The BFI’s charitable activities include running the BFI National Archive, a cultural programme spanning BFI Southbank, BFI IMAX, BFI Player, the BFI London Film Festival and BFI Flare, Sight and Sound magazine and BFI distribution. As a government arms-length body, the BFI’s work also includes education, research and corporate and industry support, including its role as a National Lottery distributor and the largest public funder for film in the UK.
Hamilton said: “I am thrilled to be joining the BFI as Executive Director of Engagement, Marketing, and Communications. As a lifelong film enthusiast, the BFI’s commitment to nurturing and celebrating the UK’s rich screen culture resonates deeply. I look forward to leading such a talented team and contributing to our shared vision of celebrating and elevating the diverse and vibrant stories that define our screen culture. Together, we will forge new paths, engage wider audiences, and ensure that the BFI continues to support and inspire innovation, creativity, and excellence in the screen industry.”
Ben Roberts, BFI Chief Exec, said: “David joins the BFI at a critical time, as we begin to realise our ambitions both for the BFI’s cultural programmes and for the screen sector, including our work to strengthen independent film. I’m delighted that we will be able to benefit from his wealth of experience in marketing and communications across the charity sector, and he brings a collaborative and inclusive approach which will strengthen our collaborative efforts across the wider sector.”
David has been Director of Communications and Marketing for the NSPCC and Childline since 2020 where he has led a team of over 100 people across public relations, media, marketing, digital comms, data, and volunteer and staff communications. Previously, he led Communications at Scouts, the largest youth movement in the UK, with over 640,000 members. There he delivered an ambitious strategy to modernise the Movement’s image, which saw the development of a new award-winning brand and record levels of engagement.
David is a past chair of the PR and Communications Council and has been named as one of the UK’s top ten charity communicators in the PRWeek Power Book and top ten charity marketers in Marketing Week.

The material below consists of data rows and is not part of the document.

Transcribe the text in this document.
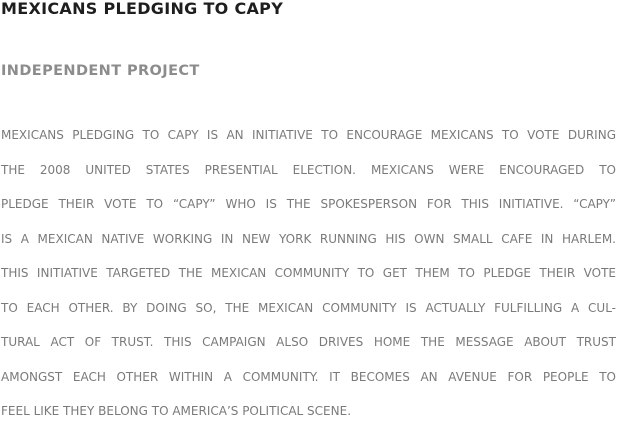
MEXICANS PLEDGING TO CAPY
INDEPENDENT PROJECT
MEXICANS PLEDGING TO CAPY IS AN INITIATIVE TO ENCOURAGE MEXICANS TO VOTE DURING
THE 2008 UNITED STATES PRESENTIAL ELECTION. MEXICANS WERE ENCOURAGED TO
PLEDGE THEIR VOTE TO “CAPY” WHO IS THE SPOKESPERSON FOR THIS INITIATIVE. “CAPY”
IS A MEXICAN NATIVE WORKING IN NEW YORK RUNNING HIS OWN SMALL CAFE IN HARLEM.
THIS INITIATIVE TARGETED THE MEXICAN COMMUNITY TO GET THEM TO PLEDGE THEIR VOTE
TO EACH OTHER. BY DOING SO, THE MEXICAN COMMUNITY IS ACTUALLY FULFILLING A CUL-
TURAL ACT OF TRUST. THIS CAMPAIGN ALSO DRIVES HOME THE MESSAGE ABOUT TRUST
AMONGST EACH OTHER WITHIN A COMMUNITY. IT BECOMES AN AVENUE FOR PEOPLE TO
FEEL LIKE THEY BELONG TO AMERICA’S POLITICAL SCENE.
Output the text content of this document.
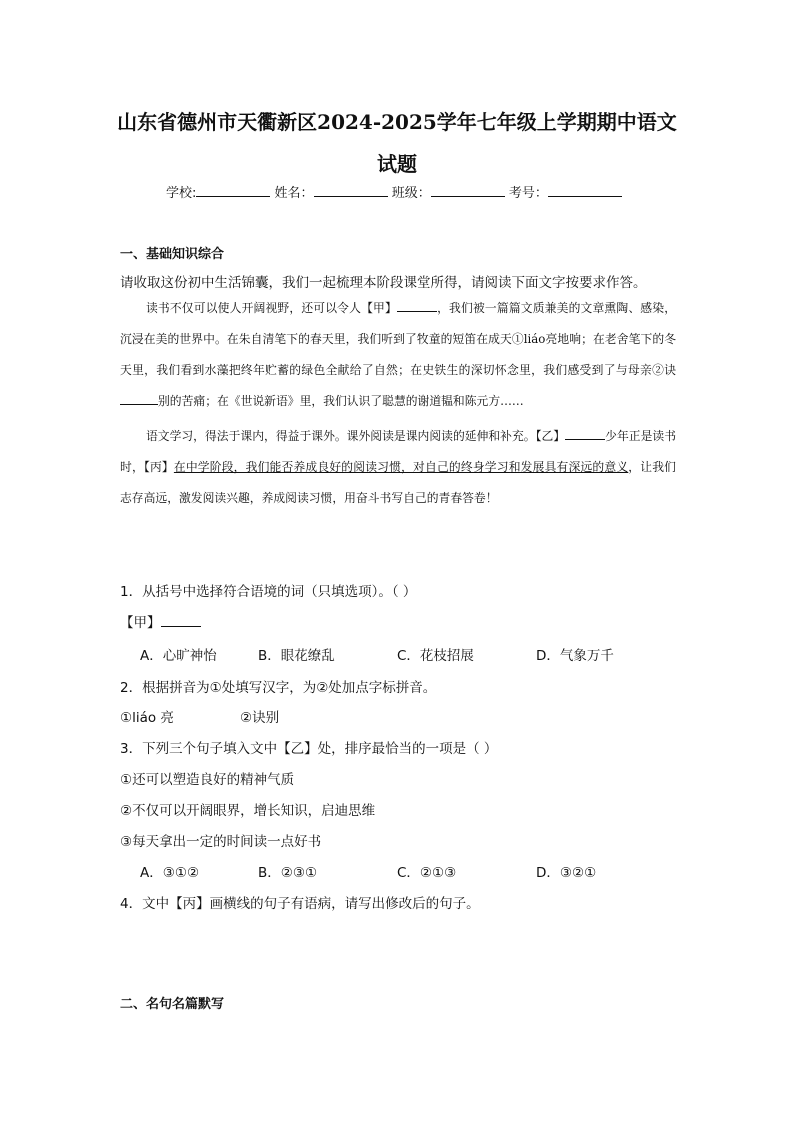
山东省德州市天衢新区2024-2025学年七年级上学期期中语文
试题
学校:	姓名：	班级：	考号：
一、基础知识综合
请收取这份初中生活锦囊，我们一起梳理本阶段课堂所得，请阅读下面文字按要求作答。

读书不仅可以使人开阔视野，还可以令人【甲】	，我们被一篇篇文质兼美的文章熏陶、感染，沉浸在美的世界中。在朱自清笔下的春天里，我们听到了牧童的短笛在成天①liáo亮地响；在老舍笔下的冬天里，我们看到水藻把终年贮蓄的绿色全献给了自然；在史铁生的深切怀念里，我们感受到了与母亲②诀别的苦痛；在《世说新语》里，我们认识了聪慧的谢道韫和陈元方……

语文学习，得法于课内，得益于课外。课外阅读是课内阅读的延伸和补充。【乙】	少年正是读书时，【丙】在中学阶段，我们能否养成良好的阅读习惯，对自己的终身学习和发展具有深远的意义，让我们志存高远，激发阅读兴趣，养成阅读习惯，用奋斗书写自己的青春答卷！

1．从括号中选择符合语境的词（只填选项）。（ ）
【甲】
A．心旷神怡	B．眼花缭乱	C．花枝招展	D．气象万千
2．根据拼音为①处填写汉字，为②处加点字标拼音。
①liáo 亮	②诀别
3．下列三个句子填入文中【乙】处，排序最恰当的一项是（ ）
①还可以塑造良好的精神气质
②不仅可以开阔眼界，增长知识，启迪思维
③每天拿出一定的时间读一点好书
A．③①②	B．②③①	C．②①③	D．③②①
4．文中【丙】画横线的句子有语病，请写出修改后的句子。
二、名句名篇默写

He is a winner of the IoD PR Director of the Year award and is a Chartered Fellow of the CIPR.
David joins the BFI’s Executive Board, Chaired by Chief Executive Ben Roberts and including Harriet Finney, Deputy CEO and Executive Director Corporate & Industry Affairs; Arike Oke, Executive Director Knowledge Learning & Collections; Jason Wood, Executive Director Public Programme & Audiences (including Editorial/Sight & Sound); Francesca Vinti, Executive Director Fundraising & Enterprise, Neil Williams, Executive Director Technology & Digital Transformation and Alyson Hagan, Executive Director Finance, People and Business Operations.
Screen Culture 2033 comprises six major ambitions which will see the BFI:
- Transform its relationship with audiences across the UK and become known as an open house to all for the discovery of screen storytelling.

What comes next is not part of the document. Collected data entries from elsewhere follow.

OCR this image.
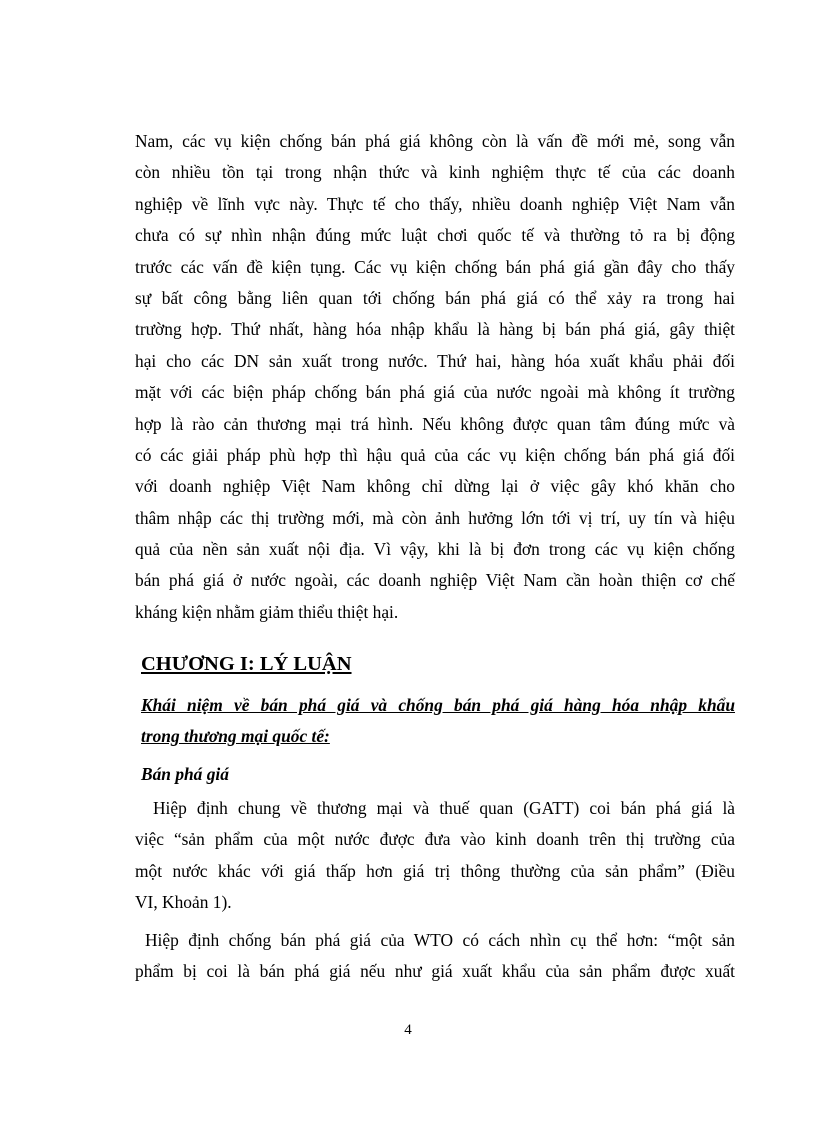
Nam, các vụ kiện chống bán phá giá không còn là vấn đề mới mẻ, song vẫn
còn nhiều tồn tại trong nhận thức và kinh nghiệm thực tế của các doanh
nghiệp về lĩnh vực này. Thực tế cho thấy, nhiều doanh nghiệp Việt Nam vẫn
chưa có sự nhìn nhận đúng mức luật chơi quốc tế và thường tỏ ra bị động
trước các vấn đề kiện tụng. Các vụ kiện chống bán phá giá gần đây cho thấy
sự bất công bằng liên quan tới chống bán phá giá có thể xảy ra trong hai
trường hợp. Thứ nhất, hàng hóa nhập khẩu là hàng bị bán phá giá, gây thiệt
hại cho các DN sản xuất trong nước. Thứ hai, hàng hóa xuất khẩu phải đối
mặt với các biện pháp chống bán phá giá của nước ngoài mà không ít trường
hợp là rào cản thương mại trá hình. Nếu không được quan tâm đúng mức và
có các giải pháp phù hợp thì hậu quả của các vụ kiện chống bán phá giá đối
với doanh nghiệp Việt Nam không chỉ dừng lại ở việc gây khó khăn cho
thâm nhập các thị trường mới, mà còn ảnh hưởng lớn tới vị trí, uy tín và hiệu
quả của nền sản xuất nội địa. Vì vậy, khi là bị đơn trong các vụ kiện chống
bán phá giá ở nước ngoài, các doanh nghiệp Việt Nam cần hoàn thiện cơ chế
kháng kiện nhằm giảm thiểu thiệt hại.
CHƯƠNG I: LÝ LUẬN
Khái niệm về bán phá giá và chống bán phá giá hàng hóa nhập khẩu
trong thương mại quốc tế:
Bán phá giá
Hiệp định chung về thương mại và thuế quan (GATT) coi bán phá giá là
việc “sản phẩm của một nước được đưa vào kinh doanh trên thị trường của
một nước khác với giá thấp hơn giá trị thông thường của sản phẩm” (Điều
VI, Khoản 1).
Hiệp định chống bán phá giá của WTO có cách nhìn cụ thể hơn: “một sản
phẩm bị coi là bán phá giá nếu như giá xuất khẩu của sản phẩm được xuất
4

- Advocate for the value of the full breadth of screen culture including video games and interactive work.
- Create a screen archive of the future that is the most open in the world.
- Be digital-first in delivering cultural programmes through BFI+, the next generation streaming service, expanding reach and access for all.
- Championing screen culture in school curricula; and build a skilled and sustainable workforce that reflects the UK population.
- Addressing where the sector needs support in delivering public benefit most through its National Lottery funding, policy work and evidence.
To achieve all of this the BFI will work to become more financially resilient in its approach, building on its charitable and commercial income.